Without cache when a user visits your site the server has to parse (read and interpret) various files of PHP or other server-side scripting languages. It reads all this code and then spits out the result of all the computations in a format that the user’s browser can read. It does this for every page, every single time.
This is where cache comes into play – rather than parse the code on the server before serving it to the user the output is saved and the next user that comes along gets a copy of this saved output file rather than make the server do all the work over again. This saves resources and loading time for your user. (We all like a fast loading site, right?)
There are varying levels of cache you have to deal with as well. With WordPress you have cache created by plugins (i.e. w3tc, Swift Performance, SG Optimizer, etc), some themes also add a cache level (I.e. Avada, Divi, etc.). On the server level, there are various ways cache are implemented as well – NGINX, Varnish, Litespeed, etc. You will have to consult with your host or their documentation to know which one is implemented for your site and how to work with it. On top of those we have CDN (Content Delivery Network) which takes cache files and disperses them to servers all over the world and when a user accesses your site their servers will serve the cache file from a server is geologically close to them. This, in theory, gives another level of speeding things up as the shorter the distance to travel to retrieve a file from a server the faster the trip will be. Popular CDNs are Cloudflare and Max CDN, but there are many others. The final layer of cache is right on your user’s own computer – their browser. This level is the one that we have the least amount of control over on the user’s side of things, especially if we say replace an image on a page, but it has the same exact file name as the previous image. (To overcome this – if you want to use a new image on a page, just make sure to upload it using a filename that is different from the original image.)
Cache is often the bane of our, the site owner, existence because we can make a change and not have it show up on the front end. To handle this issue you will want to clear the various levels of cache after making a change. You will want to follow a specific order for doing this.
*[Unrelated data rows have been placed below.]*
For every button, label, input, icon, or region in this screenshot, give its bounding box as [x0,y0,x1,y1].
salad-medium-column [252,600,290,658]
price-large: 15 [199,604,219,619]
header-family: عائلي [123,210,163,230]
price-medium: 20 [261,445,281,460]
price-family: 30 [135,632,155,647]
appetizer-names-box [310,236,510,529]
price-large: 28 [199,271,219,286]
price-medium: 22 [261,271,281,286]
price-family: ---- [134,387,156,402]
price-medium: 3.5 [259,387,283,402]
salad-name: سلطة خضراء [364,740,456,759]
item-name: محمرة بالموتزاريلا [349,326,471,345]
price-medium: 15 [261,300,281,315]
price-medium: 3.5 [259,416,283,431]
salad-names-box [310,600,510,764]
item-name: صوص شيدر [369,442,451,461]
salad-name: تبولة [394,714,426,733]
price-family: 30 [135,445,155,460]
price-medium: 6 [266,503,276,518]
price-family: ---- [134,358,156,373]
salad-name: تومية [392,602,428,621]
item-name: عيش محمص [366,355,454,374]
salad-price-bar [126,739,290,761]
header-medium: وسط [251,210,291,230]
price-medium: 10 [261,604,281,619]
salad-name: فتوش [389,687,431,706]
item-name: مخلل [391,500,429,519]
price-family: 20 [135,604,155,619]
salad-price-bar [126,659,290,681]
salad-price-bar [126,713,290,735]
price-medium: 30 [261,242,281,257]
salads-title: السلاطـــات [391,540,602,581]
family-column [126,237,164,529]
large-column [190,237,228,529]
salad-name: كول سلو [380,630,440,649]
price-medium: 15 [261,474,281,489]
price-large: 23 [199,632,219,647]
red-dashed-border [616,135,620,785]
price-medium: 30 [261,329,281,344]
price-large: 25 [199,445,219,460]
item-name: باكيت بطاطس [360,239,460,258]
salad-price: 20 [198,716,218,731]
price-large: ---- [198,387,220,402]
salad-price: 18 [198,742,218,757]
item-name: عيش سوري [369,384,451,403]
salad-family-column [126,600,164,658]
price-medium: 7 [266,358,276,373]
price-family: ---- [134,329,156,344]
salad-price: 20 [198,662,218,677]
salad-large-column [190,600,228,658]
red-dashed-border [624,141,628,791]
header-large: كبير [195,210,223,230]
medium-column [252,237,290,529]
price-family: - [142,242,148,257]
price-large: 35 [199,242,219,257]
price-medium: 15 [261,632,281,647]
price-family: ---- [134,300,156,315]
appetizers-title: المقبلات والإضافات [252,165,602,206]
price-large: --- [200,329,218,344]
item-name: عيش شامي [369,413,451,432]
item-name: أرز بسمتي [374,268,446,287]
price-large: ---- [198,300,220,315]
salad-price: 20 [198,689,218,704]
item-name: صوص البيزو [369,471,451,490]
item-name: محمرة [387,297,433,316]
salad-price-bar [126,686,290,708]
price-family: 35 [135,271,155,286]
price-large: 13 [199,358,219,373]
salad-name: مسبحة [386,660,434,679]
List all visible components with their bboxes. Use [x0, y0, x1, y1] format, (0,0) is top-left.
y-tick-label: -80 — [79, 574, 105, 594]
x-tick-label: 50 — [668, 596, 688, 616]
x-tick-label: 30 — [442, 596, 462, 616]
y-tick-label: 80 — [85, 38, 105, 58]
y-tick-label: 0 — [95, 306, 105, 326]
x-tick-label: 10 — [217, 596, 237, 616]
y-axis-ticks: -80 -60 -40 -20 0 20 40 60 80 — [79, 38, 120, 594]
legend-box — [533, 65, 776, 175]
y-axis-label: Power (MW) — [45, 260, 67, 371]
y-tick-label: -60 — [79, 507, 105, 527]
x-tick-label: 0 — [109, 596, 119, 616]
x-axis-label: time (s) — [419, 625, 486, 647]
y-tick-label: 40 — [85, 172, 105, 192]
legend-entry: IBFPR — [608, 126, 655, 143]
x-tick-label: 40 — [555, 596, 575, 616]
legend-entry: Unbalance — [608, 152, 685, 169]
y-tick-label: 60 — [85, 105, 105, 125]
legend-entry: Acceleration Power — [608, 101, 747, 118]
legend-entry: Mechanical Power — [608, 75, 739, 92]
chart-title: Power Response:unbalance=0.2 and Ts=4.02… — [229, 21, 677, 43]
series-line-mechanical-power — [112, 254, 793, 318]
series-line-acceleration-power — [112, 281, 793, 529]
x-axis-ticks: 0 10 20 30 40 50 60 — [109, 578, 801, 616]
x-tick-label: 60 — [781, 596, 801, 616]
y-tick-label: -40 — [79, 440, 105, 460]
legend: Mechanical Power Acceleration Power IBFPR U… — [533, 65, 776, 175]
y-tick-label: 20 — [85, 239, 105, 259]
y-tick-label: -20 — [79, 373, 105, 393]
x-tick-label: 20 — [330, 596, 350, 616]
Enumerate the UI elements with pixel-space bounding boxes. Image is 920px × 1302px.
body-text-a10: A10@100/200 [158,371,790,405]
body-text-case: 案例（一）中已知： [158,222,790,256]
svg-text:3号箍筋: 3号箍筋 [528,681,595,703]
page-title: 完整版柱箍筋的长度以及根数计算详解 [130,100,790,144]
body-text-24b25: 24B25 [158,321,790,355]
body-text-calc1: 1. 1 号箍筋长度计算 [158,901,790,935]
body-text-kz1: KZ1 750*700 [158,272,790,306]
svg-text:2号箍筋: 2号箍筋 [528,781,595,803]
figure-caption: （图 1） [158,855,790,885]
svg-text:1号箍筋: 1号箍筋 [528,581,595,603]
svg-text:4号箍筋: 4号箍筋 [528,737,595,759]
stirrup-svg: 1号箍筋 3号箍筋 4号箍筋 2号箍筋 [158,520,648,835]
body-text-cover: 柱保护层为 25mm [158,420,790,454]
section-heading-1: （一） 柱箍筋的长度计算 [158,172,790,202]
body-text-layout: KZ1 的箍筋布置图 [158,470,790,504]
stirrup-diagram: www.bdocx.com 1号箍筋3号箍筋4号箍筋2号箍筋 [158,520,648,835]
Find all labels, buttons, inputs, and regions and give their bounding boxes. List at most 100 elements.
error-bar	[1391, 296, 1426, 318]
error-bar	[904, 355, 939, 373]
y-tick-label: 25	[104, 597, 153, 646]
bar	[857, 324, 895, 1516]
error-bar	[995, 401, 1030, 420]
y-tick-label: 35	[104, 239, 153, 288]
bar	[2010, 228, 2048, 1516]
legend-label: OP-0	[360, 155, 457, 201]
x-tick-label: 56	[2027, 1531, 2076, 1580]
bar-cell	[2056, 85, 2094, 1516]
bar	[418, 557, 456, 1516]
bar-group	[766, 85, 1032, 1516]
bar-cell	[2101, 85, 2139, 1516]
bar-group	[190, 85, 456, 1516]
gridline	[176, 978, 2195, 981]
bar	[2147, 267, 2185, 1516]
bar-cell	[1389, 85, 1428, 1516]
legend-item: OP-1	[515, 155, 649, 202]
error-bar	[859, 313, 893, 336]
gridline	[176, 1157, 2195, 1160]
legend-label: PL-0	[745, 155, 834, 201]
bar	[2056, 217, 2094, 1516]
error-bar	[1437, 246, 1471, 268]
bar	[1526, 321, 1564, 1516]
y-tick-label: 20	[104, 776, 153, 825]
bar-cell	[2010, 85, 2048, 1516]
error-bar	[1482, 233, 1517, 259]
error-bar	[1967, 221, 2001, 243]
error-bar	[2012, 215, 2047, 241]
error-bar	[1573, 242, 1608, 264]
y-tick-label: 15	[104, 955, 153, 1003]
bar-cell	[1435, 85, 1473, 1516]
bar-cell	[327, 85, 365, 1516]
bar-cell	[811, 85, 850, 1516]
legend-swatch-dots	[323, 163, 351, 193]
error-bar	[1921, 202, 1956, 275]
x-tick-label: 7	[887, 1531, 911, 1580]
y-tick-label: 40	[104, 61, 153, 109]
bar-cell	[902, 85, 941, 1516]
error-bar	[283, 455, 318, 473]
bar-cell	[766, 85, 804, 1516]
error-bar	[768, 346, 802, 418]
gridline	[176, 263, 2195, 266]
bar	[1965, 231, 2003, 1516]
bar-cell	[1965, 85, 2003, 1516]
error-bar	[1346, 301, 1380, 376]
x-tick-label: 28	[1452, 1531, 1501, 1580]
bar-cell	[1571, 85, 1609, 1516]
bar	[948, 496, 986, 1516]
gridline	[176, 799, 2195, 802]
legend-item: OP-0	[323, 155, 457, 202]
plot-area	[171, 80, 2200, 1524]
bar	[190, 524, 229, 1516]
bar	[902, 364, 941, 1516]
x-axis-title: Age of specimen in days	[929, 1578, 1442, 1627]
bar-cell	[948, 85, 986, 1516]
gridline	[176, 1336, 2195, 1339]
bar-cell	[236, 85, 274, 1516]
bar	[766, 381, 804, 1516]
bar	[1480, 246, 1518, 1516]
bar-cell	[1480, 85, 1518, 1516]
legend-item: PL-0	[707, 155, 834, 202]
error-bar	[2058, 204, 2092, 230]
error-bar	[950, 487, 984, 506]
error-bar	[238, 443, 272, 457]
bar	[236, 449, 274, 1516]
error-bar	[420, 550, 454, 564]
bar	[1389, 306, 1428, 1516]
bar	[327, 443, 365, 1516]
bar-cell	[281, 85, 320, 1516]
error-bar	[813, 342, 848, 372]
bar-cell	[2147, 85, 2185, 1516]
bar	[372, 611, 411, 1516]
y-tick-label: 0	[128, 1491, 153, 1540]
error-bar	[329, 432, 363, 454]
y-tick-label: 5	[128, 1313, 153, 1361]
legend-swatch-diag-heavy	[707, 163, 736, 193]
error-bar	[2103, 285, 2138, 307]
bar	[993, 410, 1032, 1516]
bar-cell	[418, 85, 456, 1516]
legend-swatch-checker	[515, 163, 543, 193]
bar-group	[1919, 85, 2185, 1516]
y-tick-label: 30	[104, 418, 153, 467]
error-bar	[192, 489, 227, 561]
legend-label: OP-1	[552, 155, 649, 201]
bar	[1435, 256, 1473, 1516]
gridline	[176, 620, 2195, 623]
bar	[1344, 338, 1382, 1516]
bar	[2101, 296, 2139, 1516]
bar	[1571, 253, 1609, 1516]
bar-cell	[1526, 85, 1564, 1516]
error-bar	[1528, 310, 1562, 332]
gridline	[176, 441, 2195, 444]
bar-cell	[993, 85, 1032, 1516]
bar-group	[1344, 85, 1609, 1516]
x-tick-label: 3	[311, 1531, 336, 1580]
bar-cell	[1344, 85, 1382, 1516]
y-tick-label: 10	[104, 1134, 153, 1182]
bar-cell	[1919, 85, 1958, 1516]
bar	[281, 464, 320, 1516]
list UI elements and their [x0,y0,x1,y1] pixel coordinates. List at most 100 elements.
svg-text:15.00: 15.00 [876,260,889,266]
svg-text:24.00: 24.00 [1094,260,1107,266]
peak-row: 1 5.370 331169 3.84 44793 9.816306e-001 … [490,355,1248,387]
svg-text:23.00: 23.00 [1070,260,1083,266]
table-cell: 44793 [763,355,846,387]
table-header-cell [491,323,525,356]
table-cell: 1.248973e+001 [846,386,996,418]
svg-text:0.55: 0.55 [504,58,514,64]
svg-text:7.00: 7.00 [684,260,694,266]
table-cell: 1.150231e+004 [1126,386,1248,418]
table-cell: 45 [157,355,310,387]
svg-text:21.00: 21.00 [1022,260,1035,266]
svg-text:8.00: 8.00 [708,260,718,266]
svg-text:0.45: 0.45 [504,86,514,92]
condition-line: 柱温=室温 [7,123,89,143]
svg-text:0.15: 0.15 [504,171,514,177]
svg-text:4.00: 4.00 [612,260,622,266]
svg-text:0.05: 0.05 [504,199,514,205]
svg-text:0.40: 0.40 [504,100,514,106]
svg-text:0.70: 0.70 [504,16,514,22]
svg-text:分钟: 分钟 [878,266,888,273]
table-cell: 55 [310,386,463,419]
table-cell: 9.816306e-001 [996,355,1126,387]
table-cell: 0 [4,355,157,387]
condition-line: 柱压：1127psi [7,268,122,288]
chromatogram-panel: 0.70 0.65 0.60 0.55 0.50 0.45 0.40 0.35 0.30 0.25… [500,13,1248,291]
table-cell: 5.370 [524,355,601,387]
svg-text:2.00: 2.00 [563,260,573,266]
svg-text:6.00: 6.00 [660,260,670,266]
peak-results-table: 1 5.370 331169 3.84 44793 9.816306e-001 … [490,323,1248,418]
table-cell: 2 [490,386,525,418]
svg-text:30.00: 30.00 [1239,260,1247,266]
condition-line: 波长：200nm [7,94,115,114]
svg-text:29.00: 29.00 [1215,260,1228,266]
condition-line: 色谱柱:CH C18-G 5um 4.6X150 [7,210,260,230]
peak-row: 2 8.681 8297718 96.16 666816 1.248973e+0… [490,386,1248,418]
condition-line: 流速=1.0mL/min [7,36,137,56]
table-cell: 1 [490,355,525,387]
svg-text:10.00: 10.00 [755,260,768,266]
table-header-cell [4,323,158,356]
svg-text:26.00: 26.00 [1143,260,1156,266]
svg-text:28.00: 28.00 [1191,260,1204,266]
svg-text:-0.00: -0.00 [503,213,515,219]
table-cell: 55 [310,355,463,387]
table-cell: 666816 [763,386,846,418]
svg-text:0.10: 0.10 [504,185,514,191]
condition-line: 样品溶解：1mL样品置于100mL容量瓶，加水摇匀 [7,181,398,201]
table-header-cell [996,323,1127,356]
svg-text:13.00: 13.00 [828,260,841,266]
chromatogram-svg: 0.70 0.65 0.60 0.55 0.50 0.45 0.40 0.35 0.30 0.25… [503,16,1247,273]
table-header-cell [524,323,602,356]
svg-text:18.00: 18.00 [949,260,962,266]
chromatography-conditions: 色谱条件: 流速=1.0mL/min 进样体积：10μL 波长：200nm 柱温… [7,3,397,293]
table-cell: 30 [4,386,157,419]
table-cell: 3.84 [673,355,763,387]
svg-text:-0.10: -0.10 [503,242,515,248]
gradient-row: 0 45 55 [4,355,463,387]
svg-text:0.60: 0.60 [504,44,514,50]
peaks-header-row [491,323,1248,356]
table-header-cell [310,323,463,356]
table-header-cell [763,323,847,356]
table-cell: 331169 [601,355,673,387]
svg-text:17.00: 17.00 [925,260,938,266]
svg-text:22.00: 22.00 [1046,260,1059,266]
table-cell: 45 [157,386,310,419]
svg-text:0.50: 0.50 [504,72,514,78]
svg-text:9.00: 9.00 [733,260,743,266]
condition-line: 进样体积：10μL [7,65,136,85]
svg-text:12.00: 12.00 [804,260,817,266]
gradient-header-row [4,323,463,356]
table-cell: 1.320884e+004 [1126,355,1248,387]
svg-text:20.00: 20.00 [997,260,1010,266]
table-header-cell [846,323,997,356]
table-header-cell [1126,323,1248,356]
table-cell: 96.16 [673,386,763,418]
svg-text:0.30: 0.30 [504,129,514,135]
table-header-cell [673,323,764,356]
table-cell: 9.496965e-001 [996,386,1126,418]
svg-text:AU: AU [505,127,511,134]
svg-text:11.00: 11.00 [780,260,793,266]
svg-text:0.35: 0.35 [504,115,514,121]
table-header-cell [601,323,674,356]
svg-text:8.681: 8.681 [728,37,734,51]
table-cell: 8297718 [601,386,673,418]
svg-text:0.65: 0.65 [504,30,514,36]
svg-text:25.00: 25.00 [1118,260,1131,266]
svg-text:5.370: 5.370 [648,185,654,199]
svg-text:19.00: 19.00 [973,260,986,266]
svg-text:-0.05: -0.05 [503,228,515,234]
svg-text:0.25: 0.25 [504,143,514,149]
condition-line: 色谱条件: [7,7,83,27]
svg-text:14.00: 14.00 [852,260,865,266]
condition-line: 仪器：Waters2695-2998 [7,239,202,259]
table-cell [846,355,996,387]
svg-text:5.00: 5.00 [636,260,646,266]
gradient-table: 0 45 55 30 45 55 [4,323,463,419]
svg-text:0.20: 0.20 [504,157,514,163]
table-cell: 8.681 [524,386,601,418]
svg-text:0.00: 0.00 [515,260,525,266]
For each level, you will have to look at the documentation to learn how to clear the level of cache. On your end, for browser cache, though you can usually use ctrl (or cmd on a Mac) + f5 to refresh the browser cache. If you reverse the order in any way the cache gets rebuilt from a lower level. I.e. if you clear the CDN cache first it will rebuild it’s cache files from the server which still has stale files and then if you clear the server cache afterwards the CDN still has the stale cache files and will serve those to your user instead of the fresh files that are located on your server.